June 21 marks the start of the U.S. bishops’ annual “Fortnight for Freedom” running through Independence Day on July 4. The fortnight seeks to highlight America’s “first freedom” — religious liberty. It also seeks to encourage Catholics to work for religious freedom both here and abroad.
This year’s theme is “freedom for mission.” The reason should be obvious. Activist groups and public officials today increasingly try to force Church-related hospitals and social ministries to violate their Catholic identity. Catholic beliefs on marriage, family and the sanctity of life are targets in an on-going culture war against the biblical truths of human sexuality, nature and purpose. The Church did not want this war and did not choose it. But she cannot in good conscience avoid it. The Obama administration’s bullying of the Little Sisters of the Poor (“Little Sisters of the Government” in a famously sardonic Wall Street Journal editorial) was only one of many recent examples.
It’s a time in our nation’s history when ideas like “the Benedict Option,” i.e., withdrawing from a hostile secular culture to protect our families and faith, can seem attractive. And separating ourselves — in our thoughts, choices and behaviors — from the emptiness and noise of modern consumer life does, in fact, make a lot of sense.
The question arises: Can the piety of an authentic Christian life and patriotism for a secular state coexist in such a conflicted time?
Scripture tells us to respect and pray for our civic leaders, even when we dislike them; even when they persecute us. Jesus himself said that Caesar has a realm of legitimate authority. That realm is limited in scope, but we have a duty to obey civil authority so long as it does not demand a kind of practical idolatry. Christians were martyred not because they hated Roman power, but because they wouldn’t burn incense to the emperor’s “genius” or sacred spirit – in other words, they wouldn’t treat him as divine.
It’s true that in the first three centuries after Jesus, Early Church scholars like Tertullian, Hippolytus and Tatian all rejected military and even civil service for believers.
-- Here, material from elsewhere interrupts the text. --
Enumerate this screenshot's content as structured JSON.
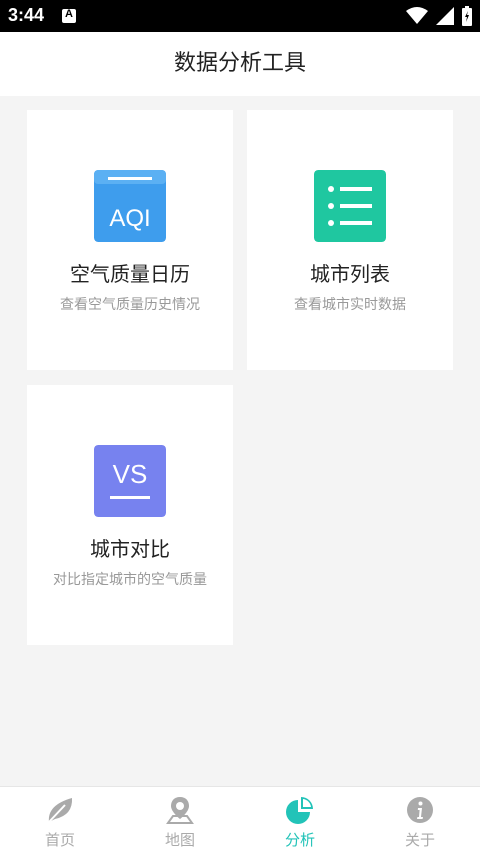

But that changed as the empire gradually became Christian, and changed radically after the Emperor Constantine converted from paganism. From the late Fourth Century on, St. Augustine’s “just war” teaching on the legitimate use of force in situations related to self-defense came to dominate Christian thought.
Augustine also taught that Christian political engagement and public service can be morally worthy, so long as our expectations of remaking reality are modest. All human structures are flawed by sin. The City of Man can never be the City of God.
And that’s a wisdom we need to remember. Christianity is not finally about our place in this world. It’s about our place in the next. We have duty to make the material world, and especially the people around us, better for our passing. We can’t and shouldn’t try to escape from the challenges and responsibilities of the place where God plants us. We need to be a leaven for goodness, here and now. But our real citizenship, our real goal, is heaven. We belong to heaven first.
So it’s worth unpacking those two words, patriotism and piety.
The word “patriotism” comes from the Latin pater (father) and patria (homeland, native soil). As with any human father, the nation-state is not a little godling. It can never require our worship. It can never demand that we violate our religious identity and beliefs. But properly understood, patriotism is a virtue and a form of filial love. We’re sons and daughters of the land of our birth. It’s natural and deeply human to love our home and be faithful to the best qualities in our native land.
The word “piety” comes from the Latin pietas, meaning humility and a devotion to the gods. Pietas was the highest Roman virtue and a powerful force in shaping early Roman life. It’s no accident that Rome’s ancient poet Virgil, in his epic work The Aeneid, described Aeneas, the legendary founder of Rome, as pious Aeneas repeatedly.
Aeneas and his piety are pertinent for this reason. One of the great scholars of the last century, the British Catholic historian Christopher Dawson, demonstrated that all great human civilizations have started from some form of a religious founding. And as the essence of that founding is lost, illness of the soul sets in.
Humans are addicts for meaning. We’re also inescapably mortal, which means we instinctively look for purpose outside and higher than ourselves. The “God question” matters because God made us. Thus in our own country, from the very start, biblical language, belief and thought have provided our moral meaning. The more we discard these precious things, the more alien we become to ourselves and to the nation we were meant to be.
This year and every year, the most fertile witness we can offer as citizens is to speak, and to act on, and to organize our lives around, the words Jesus Christ is Lord. Defending our liberty to do that is why the “fortnight for freedom” matters.